When I was a junior in college I started interning for a film company. A few months later I added a part-time job to avoid having to pull out more student loans. The year before I had been a foppish undergrad, lazily trotting my way through four classes a quarter. Then suddenly I had two jobs and a full course load. There's nothing special about that experience. There are lots of hard working people in the world, more disciplined, productive, and put-upon than I am.
Still I remember that year, walking into the careers office on campus and looking through the internships list to see if there was something there that I was interested in. Since that year I've usually felt entirely uncomfortable if I'm not actively engaged in at least two different jobs at any given time. That was the year I discovered the vague shape that my adult life would wind up taking, at least through my twenties. It was a shape of hours and hours of work, most of it self-motivated and with only the vaguest idea of what I was hoping to get out of all those late hours and jarringly early mornings.
I remember one night I had to stay up to finish coverage on a script, and I made a fresh pot of coffee at 2AM, poured the entire pot into a Big Gulp cup, drank every last drop in twenty minutes, and still managed to pass out dead asleep two hours later when I was finally done.

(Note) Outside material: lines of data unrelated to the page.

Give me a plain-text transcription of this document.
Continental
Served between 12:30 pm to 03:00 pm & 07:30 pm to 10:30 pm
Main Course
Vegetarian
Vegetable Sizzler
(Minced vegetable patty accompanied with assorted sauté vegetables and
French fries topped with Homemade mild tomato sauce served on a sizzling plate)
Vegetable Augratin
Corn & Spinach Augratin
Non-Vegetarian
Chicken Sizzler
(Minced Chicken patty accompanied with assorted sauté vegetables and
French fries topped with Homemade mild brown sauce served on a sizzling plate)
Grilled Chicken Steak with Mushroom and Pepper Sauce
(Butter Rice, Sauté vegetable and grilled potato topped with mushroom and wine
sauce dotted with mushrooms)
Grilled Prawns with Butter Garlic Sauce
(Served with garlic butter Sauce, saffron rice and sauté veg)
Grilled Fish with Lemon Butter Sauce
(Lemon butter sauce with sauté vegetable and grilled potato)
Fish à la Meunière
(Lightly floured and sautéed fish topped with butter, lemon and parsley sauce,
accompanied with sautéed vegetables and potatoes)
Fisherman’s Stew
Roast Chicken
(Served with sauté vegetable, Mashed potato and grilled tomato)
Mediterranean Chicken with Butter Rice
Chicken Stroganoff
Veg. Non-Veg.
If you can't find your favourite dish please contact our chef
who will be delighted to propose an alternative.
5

The next day my boss read the coverage report in 3 minutes, put it back in his outbox for me to file, and it was never seen again.
My mom likes to quote me as a child announcing that I was a "get-get-get boy" one Christmas. As a child, my avarice was fierce and unhinged. I lusted after toys, games, tennis shoes, brand name t-shirts, and non-generic cereal with an intensity that was physical. I ached to possess things. There's nothing quite as disappointing as getting what you want, I discovered. Toys always turned out to be cheap plastic assemblies that became tedious after a few minutes. Shoes fell apart. Fruit Loops didn't taste any better than the generic stuff my parents bought in giant plastic sacks at cut-rate prices.
At some point in my adolescence I decided I wanted to start giving instead of taking. I liked letting things go, handing them off to someone else and, in the best case scenario, seeing them become happier for a little bit. When I was trying to break into the film industry I thought my life calling was to share something with the world at large, some effulgent message of raw human experience that I simply couldn't hold inside. Like a man-child of ego and inexperience I thought the world needed me and my creative expressions to help evolve it into something better. In another era I might have started a religion, but in the late 90's I realized the best way to save the world was through filmmaking. (When I was a teenager I thought I could do it by being in a band, and when I was ten I thought being halfback for the Oakland Raiders would accomplish the same goal of world salvation)
The only thing that's ever curbed my work habits has been dating. I actually took a sick day this spring, the first one I've ever taken, just so I could spend the day with a woman. I worked late last Friday and was stuck for more than an hour waiting for the next bus to take me back into the city. I remember some nights earlier this year, waiting in that same spot and feeling my blood pressure rise with each passing minute the bus failed to arrive. I remember my foot anxiously tapping on the grooved rubber floor watching old bums amble their way out the back door. I remember getting off the bus two stops after my normal one and power walking through chilly black nights, then slowing a block before my destination so I wouldn't be sweaty or out of breath when I met the woman I was seeing. Even then I sometimes wouldn't be able to help myself and I'd trot the last half block up hill and around a corner. Last Friday the only thing waiting for me in the city was more work. It could wait.